Ponsen en controleponsen
Bij het ponsen worden de gegevens van een document in de vorm van rechthoekige gaatjes volgens een bepaalde codering (zie http://homepage.divms.uiowa.edu/~jones/cards/history.html) kolom voor kolom in de ponskaart overgebracht. De ponsingen worden aangebracht met behulp van een ponsmachine.
Ponsen is een tijdrovende bezigheid waarbij vrij gemakkelijk fouten kunnen ontstaan. Daarom is er bij de constructie van de ponsmachine naar gestreefd zoveel mogelijk handelingen automatisch te doen verlopen.
In de modernste uitvoering kan deze machine – met behulp van een programmakaart – zo worden bestuurd, dat zij onder meer automatisch kan dupliceren – het overnemen van gegevens uit een voorafgaande kaart, vertolken – het aan de bovenrand van de kaart afdrukken van de geponste gegevens in normaal leesbaar schrift en verspringen – het overslaan van kolommen.

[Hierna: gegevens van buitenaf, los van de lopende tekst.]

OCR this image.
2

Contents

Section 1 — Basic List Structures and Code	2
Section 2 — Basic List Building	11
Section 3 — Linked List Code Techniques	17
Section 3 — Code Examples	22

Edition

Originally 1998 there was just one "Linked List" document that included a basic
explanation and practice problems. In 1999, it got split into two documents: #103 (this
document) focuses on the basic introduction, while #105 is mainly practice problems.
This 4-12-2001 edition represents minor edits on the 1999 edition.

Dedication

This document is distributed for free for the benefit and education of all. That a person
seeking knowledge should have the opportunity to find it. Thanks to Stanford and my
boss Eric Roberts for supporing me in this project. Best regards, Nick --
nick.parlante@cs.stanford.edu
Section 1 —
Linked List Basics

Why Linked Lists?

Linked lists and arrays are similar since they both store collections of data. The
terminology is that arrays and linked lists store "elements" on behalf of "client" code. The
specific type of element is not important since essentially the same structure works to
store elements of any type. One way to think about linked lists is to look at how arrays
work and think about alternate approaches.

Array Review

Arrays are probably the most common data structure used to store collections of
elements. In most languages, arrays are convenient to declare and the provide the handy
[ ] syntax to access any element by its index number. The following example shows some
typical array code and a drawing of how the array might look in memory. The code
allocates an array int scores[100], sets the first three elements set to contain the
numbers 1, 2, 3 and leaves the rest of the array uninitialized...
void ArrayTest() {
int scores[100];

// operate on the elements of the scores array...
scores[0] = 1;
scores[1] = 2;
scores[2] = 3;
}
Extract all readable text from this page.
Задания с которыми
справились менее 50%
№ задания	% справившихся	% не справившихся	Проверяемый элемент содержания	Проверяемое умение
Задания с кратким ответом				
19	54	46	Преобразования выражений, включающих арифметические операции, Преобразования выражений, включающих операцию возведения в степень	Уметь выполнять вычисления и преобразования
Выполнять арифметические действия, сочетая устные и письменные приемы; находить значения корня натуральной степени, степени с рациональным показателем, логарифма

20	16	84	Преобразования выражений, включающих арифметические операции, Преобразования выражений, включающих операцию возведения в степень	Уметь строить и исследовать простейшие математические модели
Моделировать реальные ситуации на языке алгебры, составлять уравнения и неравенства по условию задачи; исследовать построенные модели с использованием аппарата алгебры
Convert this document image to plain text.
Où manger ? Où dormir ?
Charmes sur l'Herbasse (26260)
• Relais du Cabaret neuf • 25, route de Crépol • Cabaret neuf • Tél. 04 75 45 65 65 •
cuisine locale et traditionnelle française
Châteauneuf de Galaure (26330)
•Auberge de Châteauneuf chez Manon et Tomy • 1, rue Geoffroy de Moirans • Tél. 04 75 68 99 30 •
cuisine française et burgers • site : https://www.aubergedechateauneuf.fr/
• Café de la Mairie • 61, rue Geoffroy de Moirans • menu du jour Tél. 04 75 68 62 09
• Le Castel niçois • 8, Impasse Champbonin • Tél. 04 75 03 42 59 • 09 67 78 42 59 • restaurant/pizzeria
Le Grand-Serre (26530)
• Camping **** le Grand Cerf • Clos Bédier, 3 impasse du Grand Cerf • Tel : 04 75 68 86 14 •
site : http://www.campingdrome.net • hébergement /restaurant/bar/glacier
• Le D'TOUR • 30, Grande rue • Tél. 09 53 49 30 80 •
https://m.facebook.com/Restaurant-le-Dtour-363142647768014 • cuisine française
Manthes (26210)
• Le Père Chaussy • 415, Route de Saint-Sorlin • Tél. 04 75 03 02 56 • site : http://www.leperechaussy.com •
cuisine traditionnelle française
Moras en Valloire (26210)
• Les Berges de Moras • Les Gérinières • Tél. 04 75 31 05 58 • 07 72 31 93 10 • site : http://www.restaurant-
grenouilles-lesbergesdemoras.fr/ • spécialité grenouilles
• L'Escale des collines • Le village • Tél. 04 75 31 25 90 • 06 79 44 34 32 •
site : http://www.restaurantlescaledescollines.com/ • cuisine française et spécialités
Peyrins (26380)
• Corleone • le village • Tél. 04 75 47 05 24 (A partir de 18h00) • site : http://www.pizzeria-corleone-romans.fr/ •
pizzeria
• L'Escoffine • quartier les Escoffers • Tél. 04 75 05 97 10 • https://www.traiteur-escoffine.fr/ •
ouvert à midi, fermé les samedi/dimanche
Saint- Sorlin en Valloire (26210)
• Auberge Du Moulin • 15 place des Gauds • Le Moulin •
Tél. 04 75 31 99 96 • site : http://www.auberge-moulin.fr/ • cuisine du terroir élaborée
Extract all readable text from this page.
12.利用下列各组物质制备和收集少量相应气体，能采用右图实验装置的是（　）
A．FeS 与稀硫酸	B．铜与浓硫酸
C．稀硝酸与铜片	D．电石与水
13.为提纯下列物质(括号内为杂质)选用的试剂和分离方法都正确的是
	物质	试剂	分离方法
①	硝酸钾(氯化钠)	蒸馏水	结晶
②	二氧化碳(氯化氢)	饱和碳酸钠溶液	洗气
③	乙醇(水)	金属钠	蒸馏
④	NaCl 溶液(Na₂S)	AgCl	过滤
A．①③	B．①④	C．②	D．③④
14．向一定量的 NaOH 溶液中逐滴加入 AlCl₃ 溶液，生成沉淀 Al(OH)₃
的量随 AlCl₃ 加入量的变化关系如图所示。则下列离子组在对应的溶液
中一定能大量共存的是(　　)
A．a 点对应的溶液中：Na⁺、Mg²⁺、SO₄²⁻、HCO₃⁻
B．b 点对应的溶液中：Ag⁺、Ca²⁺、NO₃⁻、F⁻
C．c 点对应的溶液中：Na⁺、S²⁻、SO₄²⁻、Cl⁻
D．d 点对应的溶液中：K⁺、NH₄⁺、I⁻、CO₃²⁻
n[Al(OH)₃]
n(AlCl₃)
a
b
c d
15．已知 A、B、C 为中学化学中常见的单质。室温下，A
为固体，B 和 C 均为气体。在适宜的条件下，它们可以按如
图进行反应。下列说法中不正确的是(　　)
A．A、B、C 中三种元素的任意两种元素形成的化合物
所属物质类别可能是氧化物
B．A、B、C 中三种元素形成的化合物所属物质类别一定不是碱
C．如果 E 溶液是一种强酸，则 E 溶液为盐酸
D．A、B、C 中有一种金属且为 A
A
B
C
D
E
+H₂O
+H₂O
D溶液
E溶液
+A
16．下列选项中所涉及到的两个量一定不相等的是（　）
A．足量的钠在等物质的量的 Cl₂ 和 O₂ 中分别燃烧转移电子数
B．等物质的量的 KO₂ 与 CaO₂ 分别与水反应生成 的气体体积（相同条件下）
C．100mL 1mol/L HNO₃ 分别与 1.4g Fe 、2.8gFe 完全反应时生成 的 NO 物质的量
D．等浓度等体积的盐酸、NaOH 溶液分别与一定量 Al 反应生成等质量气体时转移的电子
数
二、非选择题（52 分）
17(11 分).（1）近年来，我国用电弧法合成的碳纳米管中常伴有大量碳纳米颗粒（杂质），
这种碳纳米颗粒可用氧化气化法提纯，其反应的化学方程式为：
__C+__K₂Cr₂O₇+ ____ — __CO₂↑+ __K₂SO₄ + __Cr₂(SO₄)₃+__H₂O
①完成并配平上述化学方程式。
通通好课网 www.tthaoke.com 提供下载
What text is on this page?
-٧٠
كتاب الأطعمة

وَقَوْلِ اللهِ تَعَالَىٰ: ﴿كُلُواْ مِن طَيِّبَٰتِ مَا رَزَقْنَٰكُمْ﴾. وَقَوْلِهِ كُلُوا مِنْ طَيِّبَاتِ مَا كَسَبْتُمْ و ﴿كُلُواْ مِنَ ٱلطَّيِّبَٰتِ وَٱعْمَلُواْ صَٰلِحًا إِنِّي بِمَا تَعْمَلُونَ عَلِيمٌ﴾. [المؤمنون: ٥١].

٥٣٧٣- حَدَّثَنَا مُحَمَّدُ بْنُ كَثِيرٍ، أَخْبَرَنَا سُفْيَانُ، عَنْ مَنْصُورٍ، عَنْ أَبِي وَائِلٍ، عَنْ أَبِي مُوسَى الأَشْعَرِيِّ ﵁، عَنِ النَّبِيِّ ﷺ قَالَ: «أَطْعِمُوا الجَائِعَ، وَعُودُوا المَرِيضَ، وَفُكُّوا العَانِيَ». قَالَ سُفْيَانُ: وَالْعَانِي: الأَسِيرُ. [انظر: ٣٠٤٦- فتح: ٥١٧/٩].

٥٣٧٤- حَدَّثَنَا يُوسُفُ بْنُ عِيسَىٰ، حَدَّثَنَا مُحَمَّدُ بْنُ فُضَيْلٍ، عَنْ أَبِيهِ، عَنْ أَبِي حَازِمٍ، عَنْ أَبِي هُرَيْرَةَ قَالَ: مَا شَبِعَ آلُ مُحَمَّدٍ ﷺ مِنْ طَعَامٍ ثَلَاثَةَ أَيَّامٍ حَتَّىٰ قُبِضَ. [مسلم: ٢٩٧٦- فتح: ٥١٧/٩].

Van groot belang is de controle op de juistheid van de aangebrachte ponsingen. Door de ponsmachine te voorzien van de mogelijkheid de ponsingen automatisch te vertolken kunnen de geponste gegevens worden vergeleken met de gegevens op het oorspronkelijke document. Een andere – en meer betrouwbare – controle biedt het controleponsen. Dit gebeurt met een controleponsmachine. De geponste kaart wordt daarin kolom voor kolom door stiften afgetast, wanneer de gegevens opnieuw van het oorspronkelijke document worden aangeslagen. Afwijkingen tussen ponsingen en aanslagen doen de machine stoppen.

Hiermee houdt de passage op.